Above – From the SUBW logbook, Volume 2, a sketch showing an abseiling route to Burning Palms commonly used by SUBW

Lunch over, we’d perhaps sunbake, put the fire out, and be on our way for the longest leg without a break, to Garie. Here we would be back with the tourists briefly through Garie itself, then usually we went around the rocks to Little Garie. Era with its shacks we thought a slum. The war to remove the shacks from the Park was just starting, and in places tempers were high. From there we went through our old stamping ground of South Era, and over the saddle to BP (Burning Palms), with its fringe of shacks at the northern end in the Royal national Park, some of them with extraordinary walls made from empty bottles. By now it would be getting late in the day, and we did not have the time to do much. BP itself was in the then Garrawarra National Park, which was a private operation run by a group of conservationists which included Myles Dunphy. There was a new shack there, the only building in Garrawarra, where a ranger lived sometimes at weekends.

The climb up to Bulgo Trig from BP, although not the worst, was definitely in the league of Horrid Climbs Out. At one time it seemed as if all SUBW trips had to have an obligatory climb out to finish the trip; out of some valley in the Blue Mountains, back to the road in the Snowies, or whatever. On a good day (Port Kembla willing), you could make out the Five Islands whilst taking a breather. They started selling cool drinks at the rather isolated Garrawarra Farm, and so we would usually stop there. They also sold the sorts of lollies kids like. I well remember Col Olomon saying, “Oohh, raspberry blocks!”; a forgotten delicacy from childhood. Then down the track to Lilydale. John Paynter, making a late return one warm night, had a close encounter with a snake which knew what snakes were supposed to do – curled in a classic coil with its head emerging from the top, saying “Hissssssss!”.

Sometimes we would go on to Otford on the track, and once to Stanwell Park, virtually rolling down the slopes of Bald Hill through the sword grass to get to the station (I remember Dave Dash and John Byrne skipping down in front on that one, packs bouncing, getting faster and faster as the skips failed to check the pace). But Lilyvale was the usual. Once across the flats, and at the deserted station, sometimes there was time to kill until train time. We explored the tunnel, preferably waiting inside till there was a train coming the other way, which provided the fun of leaning back in one of the little archways in the tunnel wall as it went past, feeling the heat of the fire (and hoping that nobody was using the loo at that precide moment). Once we met the mushroom farmer, tenant to the Railways for the never-used tunnel next to the one on the line.
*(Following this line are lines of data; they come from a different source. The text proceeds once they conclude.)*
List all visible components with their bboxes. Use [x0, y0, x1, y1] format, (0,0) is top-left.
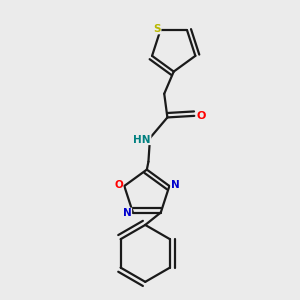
Text: O: O — [196, 111, 206, 121]
Text: S: S — [153, 24, 161, 34]
Text: O: O — [114, 180, 123, 190]
Text: N: N — [123, 208, 132, 218]
Text: HN: HN — [133, 135, 151, 145]
Text: N: N — [171, 180, 179, 190]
The station still had its tatty flag for stopping trains, but the lantern provided was long since gone. After dark we waved torches as the train came around the bend from Otford. Once aboard the train the trip was over. At Sutherland those of us who lived in the south would wave the rest off to Central before catching local trains ourselves.

Always a stimulating day trip, and one which sent you home feeling happy. Beyond the temporary ravages of fire, the country has of course changed little. I was there recently, and the flowers are recovering. Looking back, the space and light of the moors, the flowers, the proximity of the sea made a trip along the eastern boundary of the Royal National Park something very special.